The Court characterized the second policy as follows:


So again, to sum up: The bias-related-incidents policy creates a mechanism by which a UCF student can be anonymously accused to an act of ‘hate or bias’ – i.e., an ‘offensive’ act, even if ‘legal’ and ‘unintentional,’ that is directed toward another based on any of a number [of] characteristics that echo (but do not precisely mirror) those listed in the discriminatory-harassment policy.

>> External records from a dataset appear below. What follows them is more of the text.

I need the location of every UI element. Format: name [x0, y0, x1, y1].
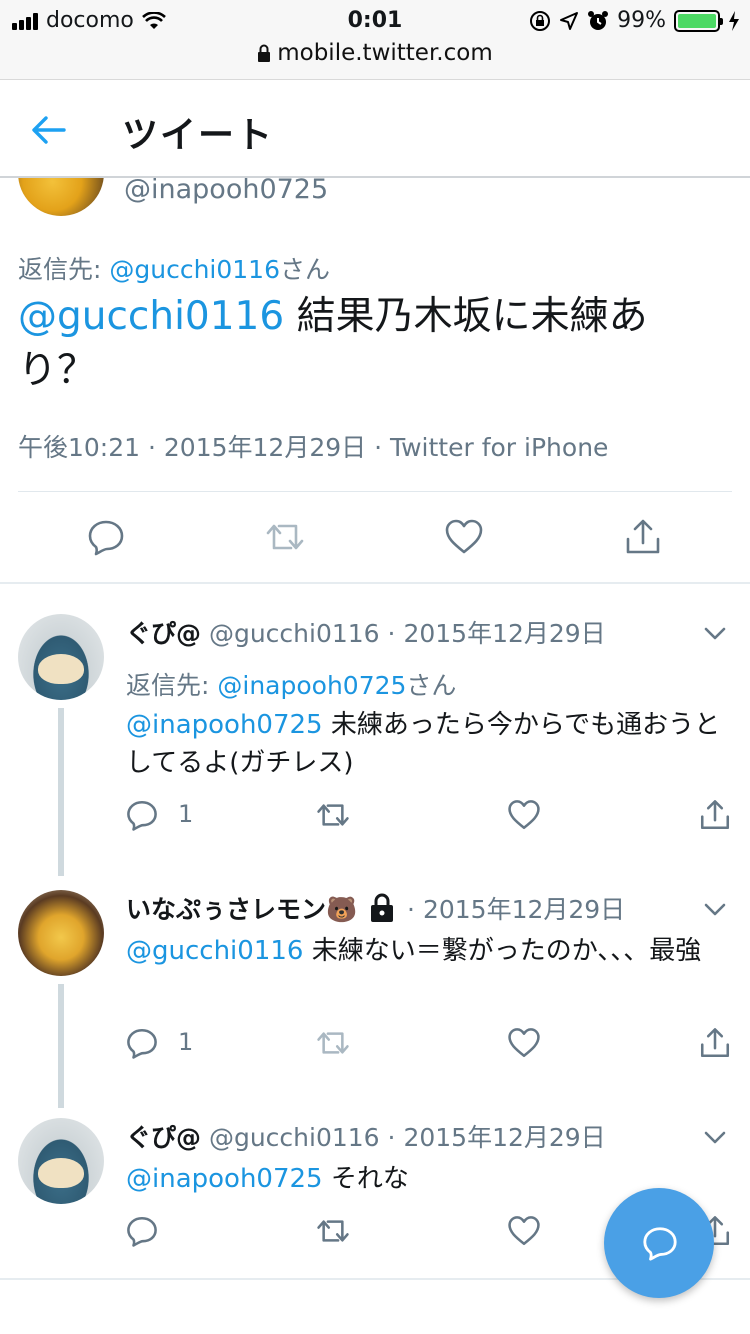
- reply-header: ぐぴ@ @gucchi0116 · 2015年12月29日: [126, 614, 606, 650]
- like-icon[interactable]: [444, 517, 484, 557]
- page-title: ツイート: [122, 115, 275, 156]
- section-divider: [0, 582, 750, 584]
- tweet-date: · 2015年12月29日: [407, 895, 626, 924]
- reply-to-suffix: さん: [280, 255, 331, 284]
- mention-link[interactable]: @inapooh0725: [126, 1164, 323, 1194]
- tweet-body: 未練ない＝繋がったのか、、、最強: [303, 936, 702, 966]
- user-handle[interactable]: @gucchi0116: [209, 1123, 380, 1152]
- share-icon[interactable]: [698, 1026, 732, 1060]
- back-arrow-icon[interactable]: [28, 110, 68, 150]
- display-name[interactable]: いなぷぅさレモン🐻: [126, 895, 357, 924]
- like-icon[interactable]: [507, 1026, 541, 1060]
- reply-bubble-icon: [643, 1227, 677, 1261]
- retweet-icon[interactable]: [265, 517, 305, 557]
- orientation-lock-icon: [530, 10, 551, 31]
- reply-to-prefix: 返信先:: [18, 255, 110, 284]
- reply-count: 1: [178, 1028, 194, 1056]
- retweet-icon[interactable]: [316, 1026, 350, 1060]
- mention-link[interactable]: @gucchi0116: [18, 294, 284, 339]
- reply-icon[interactable]: [86, 517, 126, 557]
- retweet-icon[interactable]: [316, 1214, 350, 1248]
- share-icon[interactable]: [698, 798, 732, 832]
- alarm-icon: [588, 10, 609, 30]
- reply-icon[interactable]: [125, 1026, 159, 1060]
- tweet-text: @gucchi0116 結果乃木坂に未練あり？: [18, 290, 708, 398]
- thread-line: [58, 708, 64, 876]
- location-icon: [560, 11, 579, 30]
- reply-to-line: 返信先: @gucchi0116さん: [18, 250, 330, 286]
- chevron-down-icon[interactable]: [702, 896, 728, 922]
- display-name[interactable]: ぐぴ@: [126, 619, 201, 648]
- avatar[interactable]: [18, 890, 104, 976]
- tweet-text: @gucchi0116 未練ない＝繋がったのか、、、最強: [126, 932, 726, 970]
- tweet-meta: 午後10:21 · 2015年12月29日 · Twitter for iPho…: [18, 433, 609, 462]
- url-text: mobile.twitter.com: [277, 40, 493, 66]
- status-bar: docomo 0:01 99% mobile.twitter.com: [0, 0, 750, 80]
- like-icon[interactable]: [507, 798, 541, 832]
- mention-link[interactable]: @inapooh0725: [126, 710, 323, 740]
- lock-icon: [258, 44, 271, 62]
- reply-icon[interactable]: [125, 1214, 159, 1248]
- charging-icon: [729, 10, 739, 31]
- address-bar[interactable]: mobile.twitter.com: [0, 40, 750, 66]
- battery-icon: [674, 9, 723, 32]
- avatar[interactable]: [18, 614, 104, 700]
- chevron-down-icon[interactable]: [702, 620, 728, 646]
- reply-header: ぐぴ@ @gucchi0116 · 2015年12月29日: [126, 1118, 606, 1154]
- user-handle[interactable]: @gucchi0116: [209, 619, 380, 648]
- reply-to-user-link[interactable]: @inapooh0725: [217, 671, 406, 700]
- reply-to-line: 返信先: @inapooh0725さん: [126, 666, 456, 702]
- tweet-body: それな: [322, 1164, 409, 1194]
- reply-to-user-link[interactable]: @gucchi0116: [109, 255, 280, 284]
- author-handle[interactable]: @inapooh0725: [124, 174, 328, 205]
- reply-header: いなぷぅさレモン🐻 · 2015年12月29日: [126, 890, 625, 926]
- tweet-text: @inapooh0725 未練あったら今からでも通おうとしてるよ(ガチレス): [126, 706, 726, 782]
- display-name[interactable]: ぐぴ@: [126, 1123, 201, 1152]
- thread-line: [58, 984, 64, 1108]
- page-header: ツイート: [0, 80, 750, 178]
- tweet-date: · 2015年12月29日: [387, 619, 606, 648]
- avatar[interactable]: [18, 1118, 104, 1204]
- protected-lock-icon: [371, 893, 394, 922]
- retweet-icon[interactable]: [316, 798, 350, 832]
- share-icon[interactable]: [623, 517, 663, 557]
- tweet-date: · 2015年12月29日: [387, 1123, 606, 1152]
- mention-link[interactable]: @gucchi0116: [126, 936, 303, 966]
- reply-count: 1: [178, 800, 194, 828]
- divider: [18, 491, 732, 492]
- battery-percent: 99%: [617, 8, 666, 33]
- like-icon[interactable]: [507, 1214, 541, 1248]
- chevron-down-icon[interactable]: [702, 1124, 728, 1150]
- reply-to-prefix: 返信先:: [126, 671, 218, 700]
- compose-reply-button[interactable]: [604, 1188, 714, 1298]
- reply-icon[interactable]: [125, 798, 159, 832]
- reply-to-suffix: さん: [406, 671, 457, 700]
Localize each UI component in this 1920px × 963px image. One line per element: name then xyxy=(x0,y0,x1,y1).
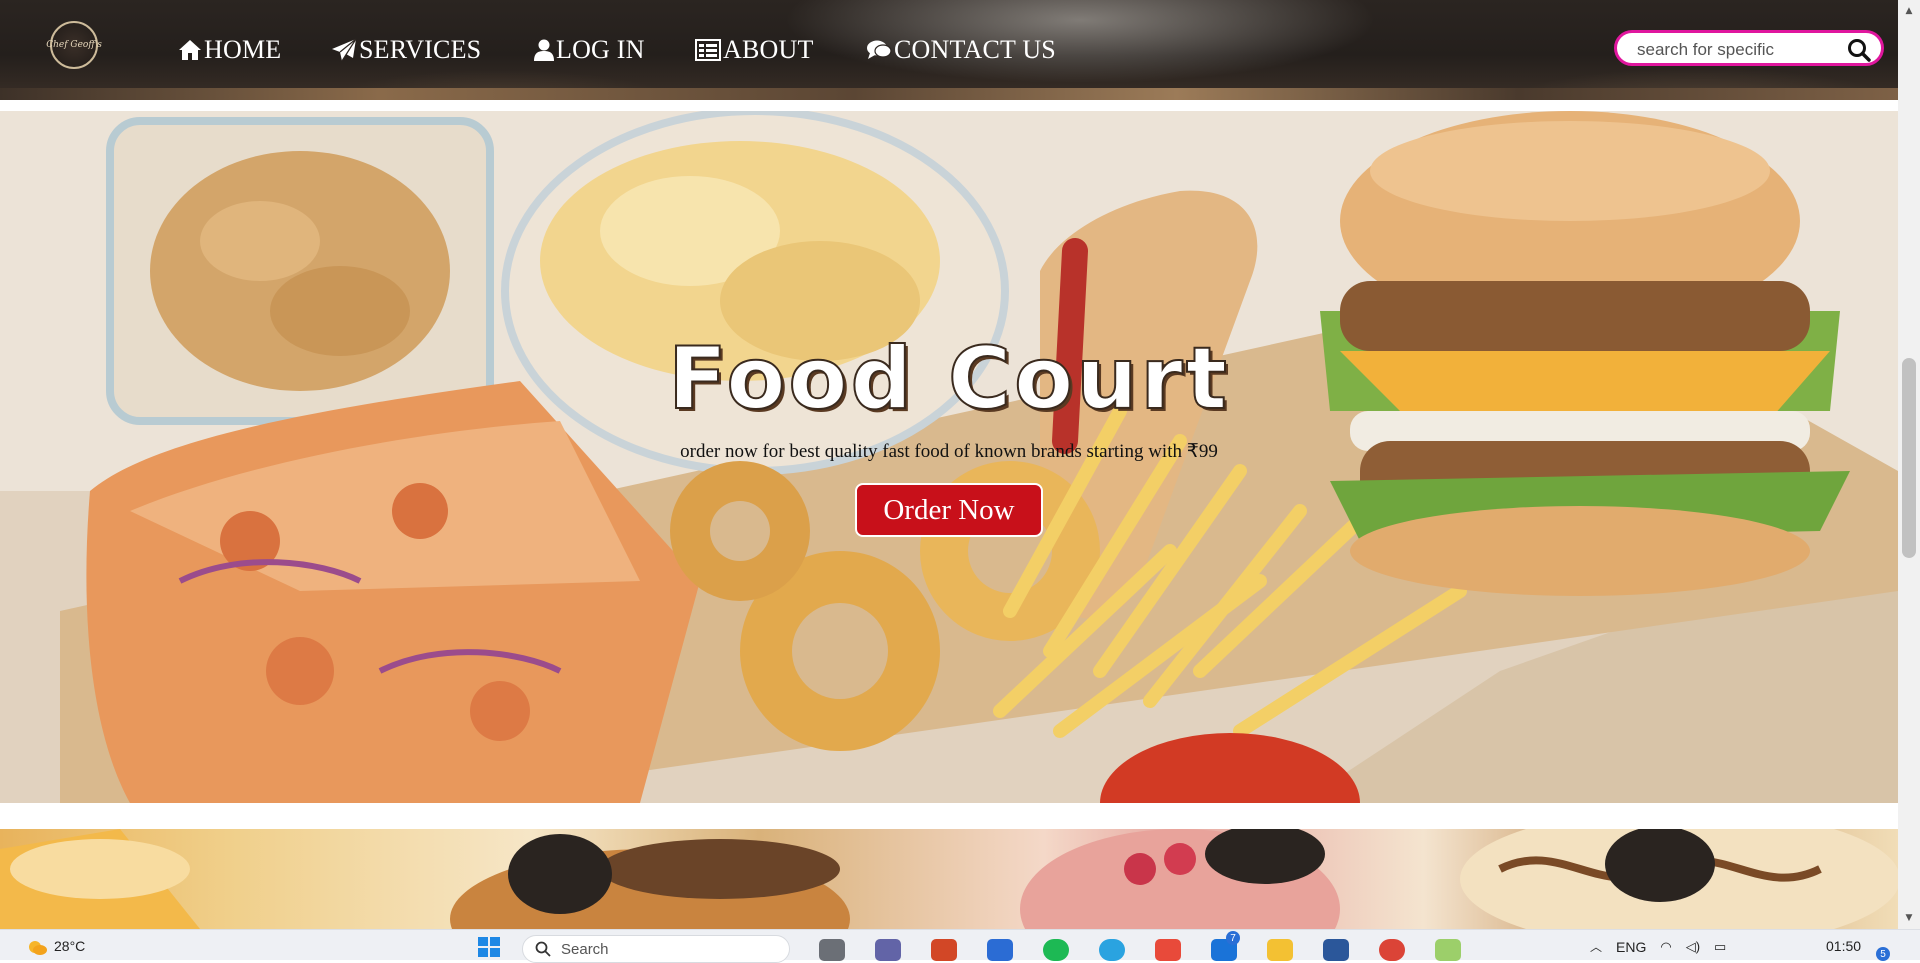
dessert-image xyxy=(0,829,1898,929)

The Court, after addressing standing arguments, turned to the merits and concluded “[t]he discriminatory-harassment policy is almost certainly unconstitutionally overbroad.” Referring to an interesting exchange during oral argument, the Court concluded that the following were examples of statements that might well fall within its prohibitions: abortion is immoral; the government should not be able to force religious organizations to recognize marriages with which they disagree; affirmative action is deeply unfair; a man cannot become a woman because feels like one; illegal immigration is dangerous; or, the Palestinian movement is anti-Semitic. The Court noted that whatever the merits or demerits of these statements, they constituted core political speech with respect to which First Amendment protection is at its zenith. The Court added the policy was likely an unconstitutional content and viewpoint-based restriction on free expression.


The Court emphasized its focus on the university context and discussed potential distinctions in the public schools context in a detailed footnote. The Court closed with a ringing endorsement of free expression in post-secondary education:


Nowhere is free speech more important than in our leading institutions of higher learning. Colleges and universities serve as the founts of – and the testing grounds for – new ideas. Their chief mission is to equip students to examine arguments critically and, perhaps even more importantly, to prepare young citizens to participate in the civic and political life of our democratic republic. It’s hardly surprising, then, that the Supreme Court has “long recognized that, given the important purpose of public education and the expansive freedoms of speech and though associated with the university environment, universities occupy a special niche in our constitutional tradition. [quotes and citations omitted]. Accordingly, it is imperative that colleges and universities toe the constitutional line when monitoring, supervising, and regulating student expression. Despite what we presume to be the very best of intentions, it seems to us substantially likely that [UCF] crossed that line here.


Thus, the Court vacated the trial court’s decision denying the injunction and remanded the case back to the trial court for the entry of a preliminary injunction and further proceedings.